7 Money Lessons from The Richest Man in Babylon

Oluwadamilola Adeniyi Oyekan
3 min readNov 11, 2020

George Samuel Clason’s The Richest Man In Babylon is an amazing read that contains lots of investment nuggets and practical money management which are just as relevant today as it was 94 years ago (1926) when it was published. It is a remarkable personal finance classic. The book focused on Arkad, a son of a merchant who had a humble background but grew up to become the richest man in the ancient city of Babylon.

Here are 7 wealth-building lessons covered by the book and you can employ them diligently in building your own wealth.

I must say that, I’m still trying to work in all, however nuggets 1 and 2; I can boldly say I have attained and yet still working on them. We know that The biggest room in the world is the room for improvement :), so it’s a continuous path we need to keep walking. Jeff Bezos never stops making money even with his jaw dropping assets and liquidities. Let’s dive in!

  1. Pay yourself first — “Start thy purse to fattening” This may be one of the most basic tenets in all of personal finance, place a priority on paying yourself for your hard work first and allocate the rest of your income to fit your spending. Your savings will grow, and there’s a satisfaction that comes with knowing that you have something saved up for yourself. Learn to see the value of your work, and place a priority on paying yourself first.
  2. Live within your means — “Control thy expenditures” Always live below your means you can do this by differentiating your desires from your needs and resisting the habit of spending more. Do not confuse your necessary expenses with your desires. The goal is to earn more money than you spend..

3. Make your money work for you — “Make thy gold multiply” Understand. how finances appreciate, learn to make your treasure work for you, and how you can benefit from your earnings. Invest after months of saving up your income perhaps having saved a reserve of 6–8 months worth of living expenses.

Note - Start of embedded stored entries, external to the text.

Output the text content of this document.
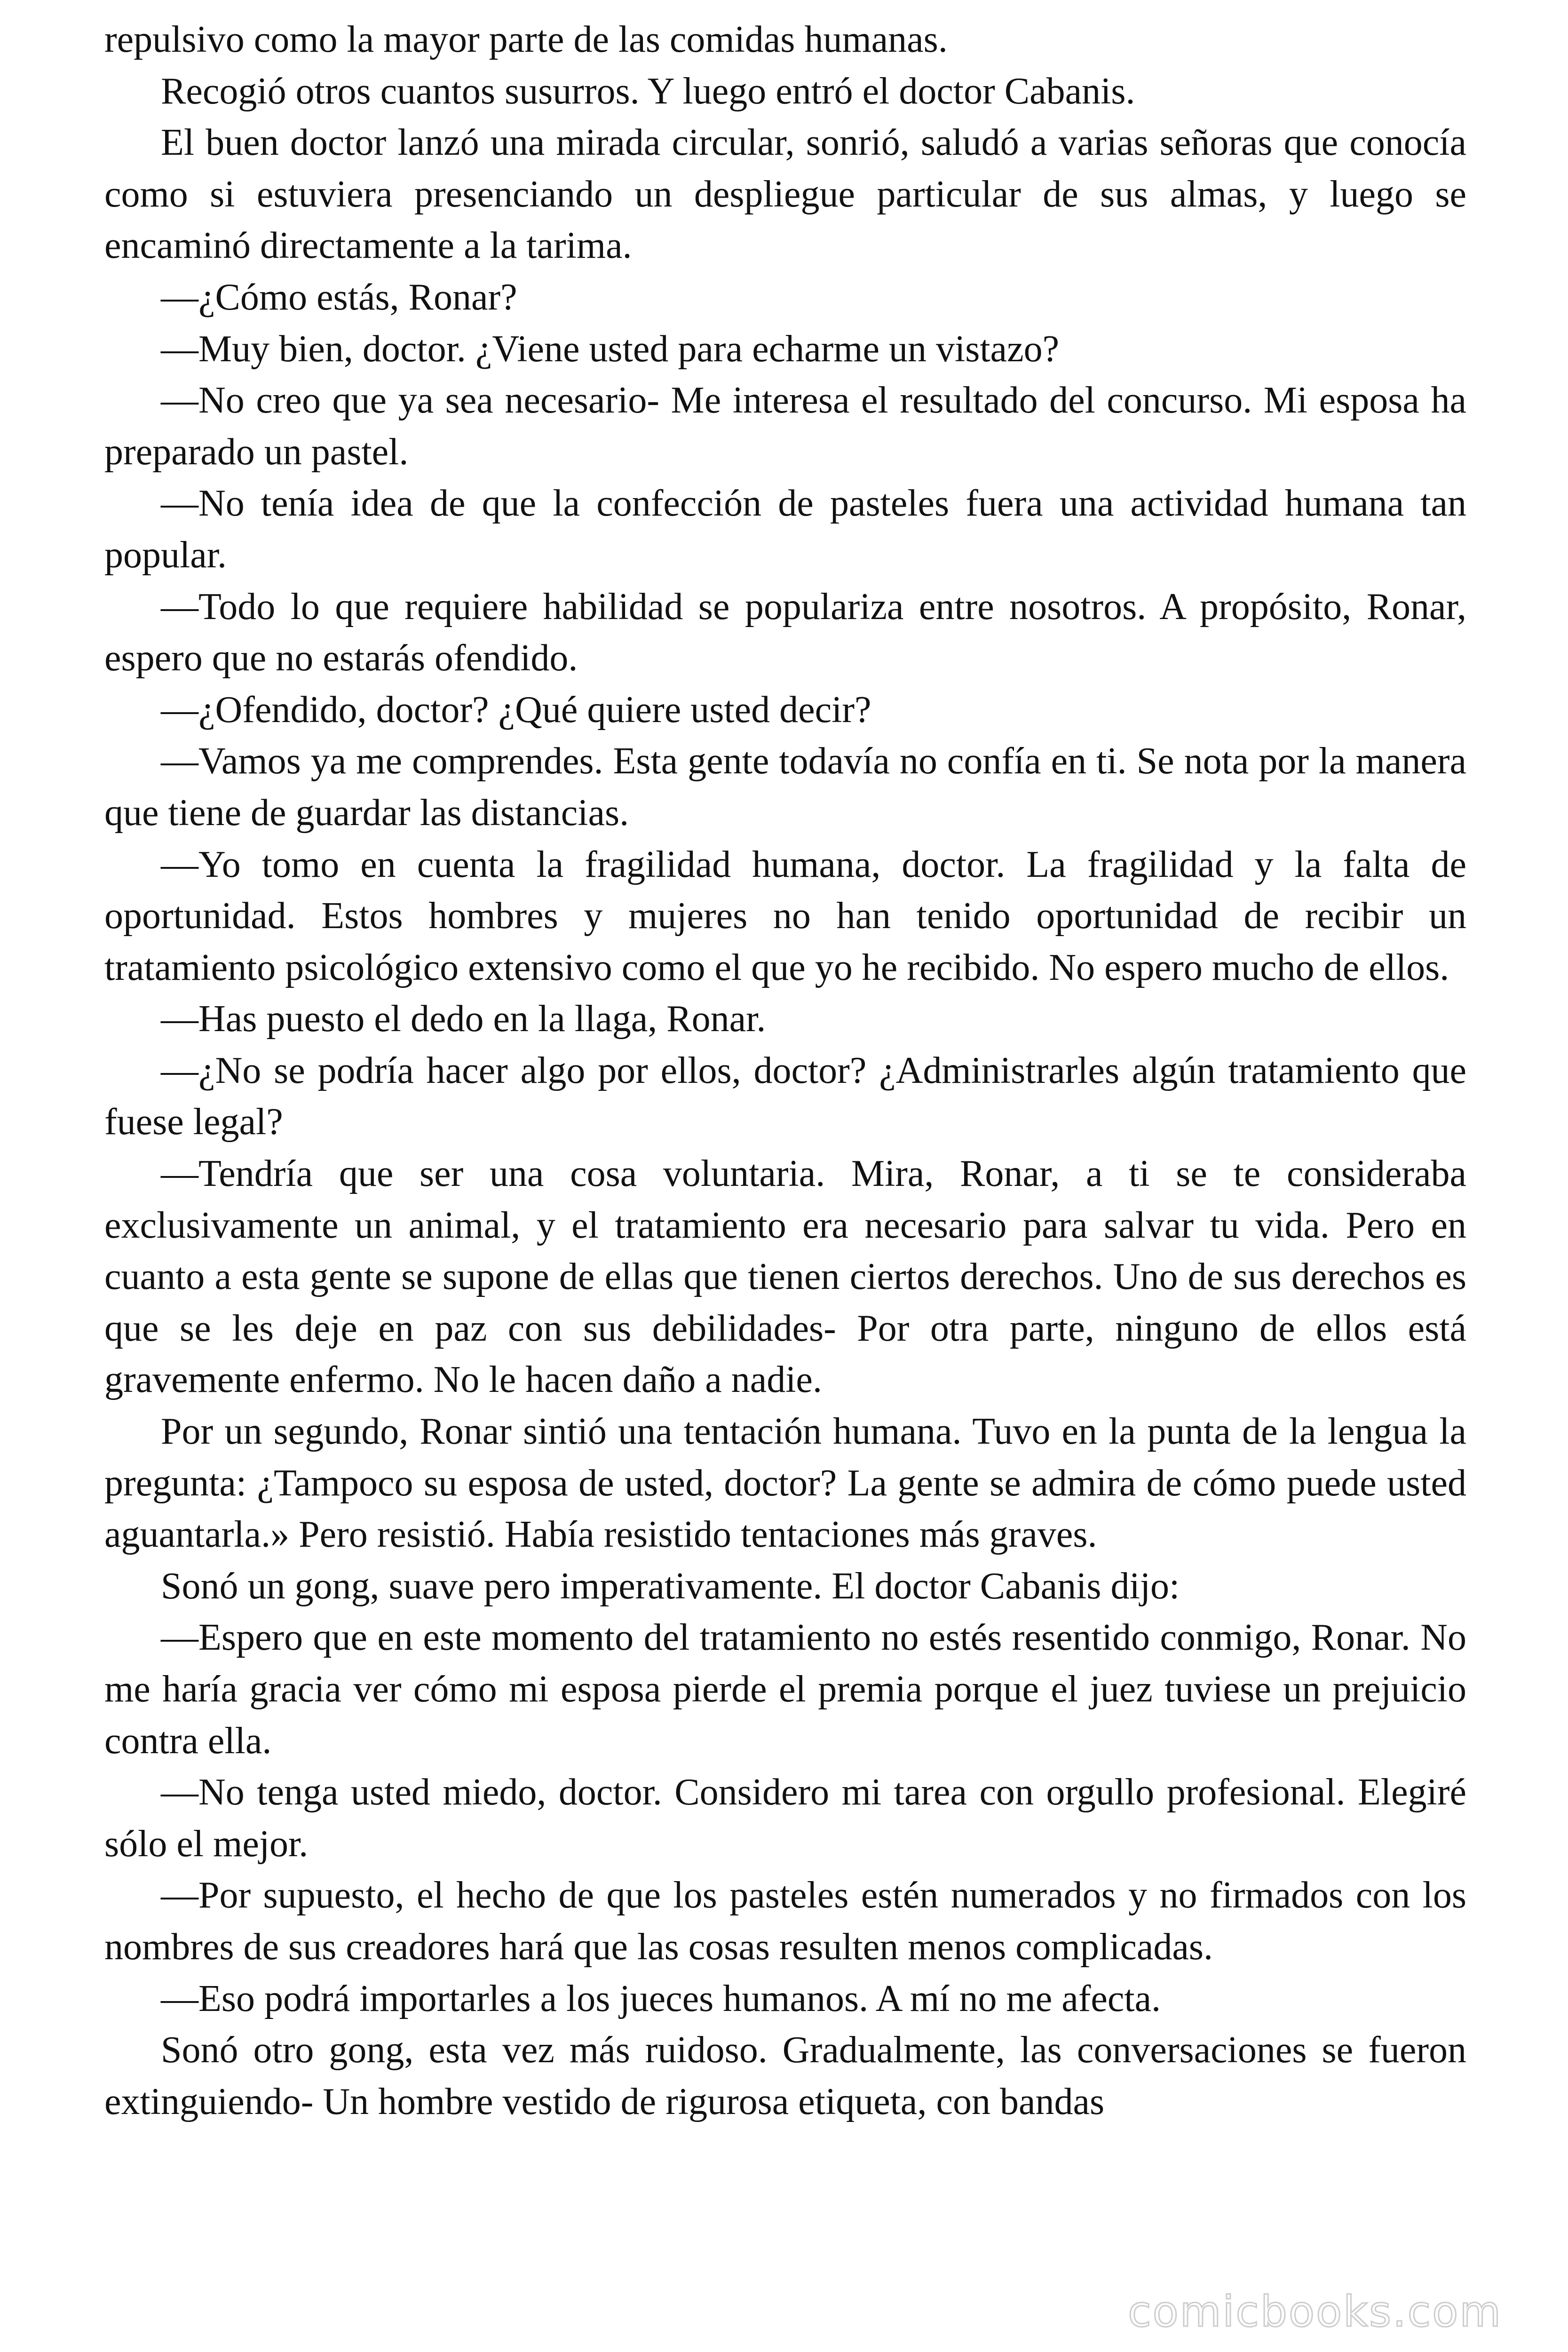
repulsivo como la mayor parte de las comidas humanas.

Recogió otros cuantos susurros. Y luego entró el doctor Cabanis.

El buen doctor lanzó una mirada circular, sonrió, saludó a varias señoras que conocía como si estuviera presenciando un despliegue particular de sus almas, y luego se encaminó directamente a la tarima.

—¿Cómo estás, Ronar?

—Muy bien, doctor. ¿Viene usted para echarme un vistazo?

—No creo que ya sea necesario- Me interesa el resultado del concurso. Mi esposa ha preparado un pastel.

—No tenía idea de que la confección de pasteles fuera una actividad humana tan popular.

—Todo lo que requiere habilidad se populariza entre nosotros. A propósito, Ronar, espero que no estarás ofendido.

—¿Ofendido, doctor? ¿Qué quiere usted decir?

—Vamos ya me comprendes. Esta gente todavía no confía en ti. Se nota por la manera que tiene de guardar las distancias.

—Yo tomo en cuenta la fragilidad humana, doctor. La fragilidad y la falta de oportunidad. Estos hombres y mujeres no han tenido oportunidad de recibir un tratamiento psicológico extensivo como el que yo he recibido. No espero mucho de ellos.

—Has puesto el dedo en la llaga, Ronar.

—¿No se podría hacer algo por ellos, doctor? ¿Administrarles algún tratamiento que fuese legal?

—Tendría que ser una cosa voluntaria. Mira, Ronar, a ti se te consideraba exclusivamente un animal, y el tratamiento era necesario para salvar tu vida. Pero en cuanto a esta gente se supone de ellas que tienen ciertos derechos. Uno de sus derechos es que se les deje en paz con sus debilidades- Por otra parte, ninguno de ellos está gravemente enfermo. No le hacen daño a nadie.

Por un segundo, Ronar sintió una tentación humana. Tuvo en la punta de la lengua la pregunta: ¿Tampoco su esposa de usted, doctor? La gente se admira de cómo puede usted aguantarla.» Pero resistió. Había resistido tentaciones más graves.

Sonó un gong, suave pero imperativamente. El doctor Cabanis dijo:

—Espero que en este momento del tratamiento no estés resentido conmigo, Ronar. No me haría gracia ver cómo mi esposa pierde el premia porque el juez tuviese un prejuicio contra ella.

—No tenga usted miedo, doctor. Considero mi tarea con orgullo profesional. Elegiré sólo el mejor.

—Por supuesto, el hecho de que los pasteles estén numerados y no firmados con los nombres de sus creadores hará que las cosas resulten menos complicadas.

—Eso podrá importarles a los jueces humanos. A mí no me afecta.

Sonó otro gong, esta vez más ruidoso. Gradualmente, las conversaciones se fueron extinguiendo- Un hombre vestido de rigurosa etiqueta, con bandas

comicbooks.com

4. Safeguard your wealth — “Guard your treasures against loss”

Protect your wealth One major principle of investment is security of your capital; do not be enticed by larger returns when your investment may be lost. Study carefully, make your research. Do not be misguided by larger returns to make wealth rapidly. Seek advice from people who are experts in their particular field, people who have actually experienced what you’re attempting.

5. Own your own home — “Make of thy dwelling a profitable investment” Build a home and have a building to your name, likewise you can rent a home you can comfortably afford. Buy a home that is below the maximum you can afford, yet one that you can still enjoy. Create a building plan.

6. Have a retirement plan — “Insure a future income” It is no news that all of us will become old and eventually stop work. Make plans for the day you stop working, look for ways to maximise your earning potential while you still have the energy to chase. Put plans in place for your income to continue working for you without you having to physically work. It’s never too early nor too late to start saving for the retirement you dream of.

7. Invest in your personal development — “Increase thy ability to earn” This last nugget cannot be overemphasised, develop yourself and strive to improve your abilities, and be more knowledgeable about whatever you are doing as this will provide the capacity for you to earn more. Knowledge is easily accessible through the use of the internet. For further guidance, you can create a simple system and divide your income like this:

10% = Pay yourself first. 10% = Pay debts (start with most small, expensive, high interest debts first). 10% = Future savings/Retirement 10% = Generosity (charity, church tithe, seed offering etc.) 60% = Living expenses. In conclusion, this book and the lessons therein, are very relevant and potent even in today’s world. These nuggets will help you become better at your finances if you are willing to implement them. It is a short story and I recommend everyone to read the full version of the book for more nuggets and insights.

Remember this always : LEARN > EARN > GET > GIVE.